Government Shutdown Looms in the Fall
All of Washington’s attention might be focused on the debt ceiling debate, but even if Congress averts a catastrophic default by Aug. 2, another partisan brawl over a government shutdown could be just around the corner.
In fact, Members of Congress say they are already bracing for it.
“I think we very well could [have another standoff] in September because we probably have half a dozen appropriations bills that are not going to get passed” before the Sept. 30 end of the fiscal year, House Appropriations Committee member Jim Moran (D-Va.) said.
Rep. Jeff Flake (R-Ariz.), another Appropriations member, said he also expects to be at loggerheads with Democrats over fiscal 2012 spending come the end of September. He blamed Senate Democrats for delaying the process. “We’ve been there every year,” Flake said.
Rep. Rich Nugent (R-Fla.), a tea-party-backed freshman, said he, too, believes there will be a fight over spending in September.

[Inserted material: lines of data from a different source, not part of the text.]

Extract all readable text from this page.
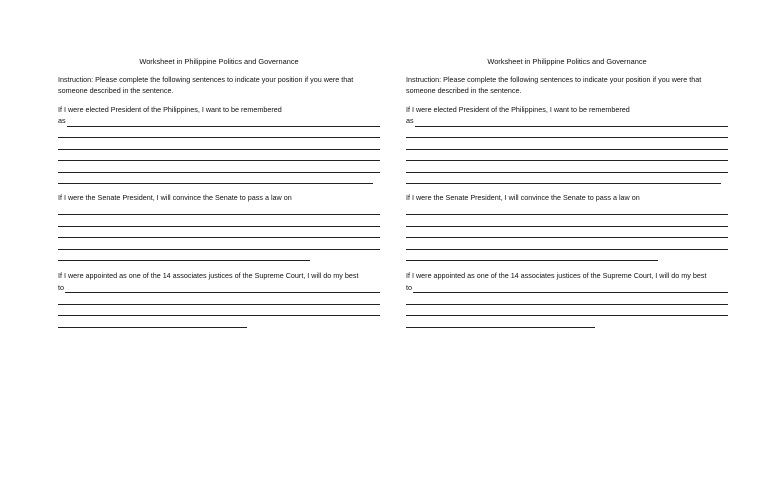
Worksheet in Philippine Politics and Governance
Instruction: Please complete the following sentences to indicate your position if you were that someone described in the sentence.
If I were elected President of the Philippines, I want to be remembered
as
If I were the Senate President, I will convince the Senate to pass a law on
If I were appointed as one of the 14 associates justices of the Supreme Court, I will do my best
to
Worksheet in Philippine Politics and Governance
Instruction: Please complete the following sentences to indicate your position if you were that someone described in the sentence.
If I were elected President of the Philippines, I want to be remembered
as
If I were the Senate President, I will convince the Senate to pass a law on
If I were appointed as one of the 14 associates justices of the Supreme Court, I will do my best
to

“Around here, I would expect it,” said Nugent, who also pinned the blame on the Senate.
The delay in action on the fiscal 2012 spending bills is due, in part, to the increasingly intense focus on the debt ceiling debate.

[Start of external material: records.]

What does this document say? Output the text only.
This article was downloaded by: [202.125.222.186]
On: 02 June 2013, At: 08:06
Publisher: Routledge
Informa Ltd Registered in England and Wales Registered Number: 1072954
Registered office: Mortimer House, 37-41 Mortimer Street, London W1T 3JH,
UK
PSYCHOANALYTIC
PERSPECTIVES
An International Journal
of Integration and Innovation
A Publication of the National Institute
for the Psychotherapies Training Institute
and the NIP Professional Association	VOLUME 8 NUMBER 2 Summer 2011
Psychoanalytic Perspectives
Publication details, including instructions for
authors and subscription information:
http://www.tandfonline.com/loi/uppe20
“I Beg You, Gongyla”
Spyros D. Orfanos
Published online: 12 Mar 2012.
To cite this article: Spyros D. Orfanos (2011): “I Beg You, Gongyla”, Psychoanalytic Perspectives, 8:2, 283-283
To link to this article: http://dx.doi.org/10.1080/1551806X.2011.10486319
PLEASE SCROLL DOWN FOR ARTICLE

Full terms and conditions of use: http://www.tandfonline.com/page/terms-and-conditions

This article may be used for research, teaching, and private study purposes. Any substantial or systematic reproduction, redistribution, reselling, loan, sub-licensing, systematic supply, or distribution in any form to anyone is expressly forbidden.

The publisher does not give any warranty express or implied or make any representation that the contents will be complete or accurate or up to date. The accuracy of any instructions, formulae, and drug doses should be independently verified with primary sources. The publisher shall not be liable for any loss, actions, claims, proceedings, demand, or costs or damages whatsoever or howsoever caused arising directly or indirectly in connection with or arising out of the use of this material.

In April, the GOP-led House approved its budget resolution, which included a $30 billion cut from last year’s level. But the Senate, where Democrats have the majority, put off pursuing a budget resolution — as well as work on spending bills — in hopes of getting the top-line spending limit in the deal to raise the debt ceiling. Failure to address fiscal 2012 spending in the debt deal will leave a cloud of uncertainty over the appropriations process for the year.
“That may very well resolve it,” Moran said. “If we get reasonable … allocations [in the debt ceiling package], then that may mean we would not have that kind of crisis at the end of September.”
Of course, even if House GOP leaders and Senate Democratic leaders can agree on a spending limit for 2012 appropriations, the stark differences between the parties and chambers could still make individual bills, or even an omnibus measure, difficult to pass.
A showdown over 2012 appropriations would mark the third time this year that Congress has endangered funding for the government over partisan disputes on spending levels. Besides the brinksmanship on the debt limit, House and Senate leaders narrowly avoided a government shutdown earlier this year.
Before the eleventh-hour deal on spending in mid-April, Congress passed seven short-term extensions to keep the government funded while negotiations continued.
Senate Appropriations Chairman Daniel Inouye (D-Hawaii) said he is hopeful an agreement can be reached on fiscal 2012 spending levels and a funding fracas can be avoided.
“I am certain the Members of the Congress have enough sense,” Inouye said Friday. Inouye’s answer is indicative of his wish not to revisit the turmoil in Congress that consumed Members for much of the first half of this year.
With the August recess almost here, differences in fiscal 2012 spending are now starting to come to a head. Democrats charge that allocations for the House spending bills are inadequate to meet the nation’s needs.
On the House Interior and environment appropriations bill, for example, Dicks said $27.47 billion is not enough.
“The allocation that the Republican leadership gave this bill was exceedingly low. That’s the root of the problem,” House Appropriations ranking member Norm Dicks (D-Wash.) said Monday. “It contains the lowest level of spending in the Land and Water Conservation Fund in more than 40 years.”
But Republicans contend that spending needs to be curbed significantly to rein in the deficit and put the nation on a more fiscally sustainable path.
To date, the House has passed six of the 12 annual appropriations bills, and House GOP leaders hope to get the Interior and environment appropriations bill through the chamber this week. The Senate has passed only one spending measure, the military construction and Veterans Affairs appropriations bill.
Still, Congressional leaders and the White House are heatedly negotiating a deficit reduction package that would win enough support in Congress to raise the debt ceiling by Aug. 2, when the Treasury Department has said the nation is expected to begin to run out of money.
The sticking point on the deficit package has been taxes, though the levels of future spending also are at stake. But currently, Senate Majority Leader Harry Reid (D-Nev.) and Speaker John Boehner (R-Ohio) are pursuing divergent bills. Reid said a Democratic plan to boost the debt limit includes discretionary funding figures for both fiscal 2012 and 2013.
“I am assuming [the debt ceiling deal] would affect [the fiscal 2012] money. … So at some point in time, we would have to reallocate either the pluses or minuses, and that will take some time,” House Appropriations Chairman Hal Rogers (R-Ky.) said last week.
He said the negotiations are “occupying everyone’s attention and have knocked us off of our schedule.”
But Rep. Mike Simpson (R-Idaho) said he was optimistic that a spending fight could be avoided by a deal on the debt limit or through talks with his Senate counterparts.
“We may have a difficult time, but we will resolve it,” Simpson said.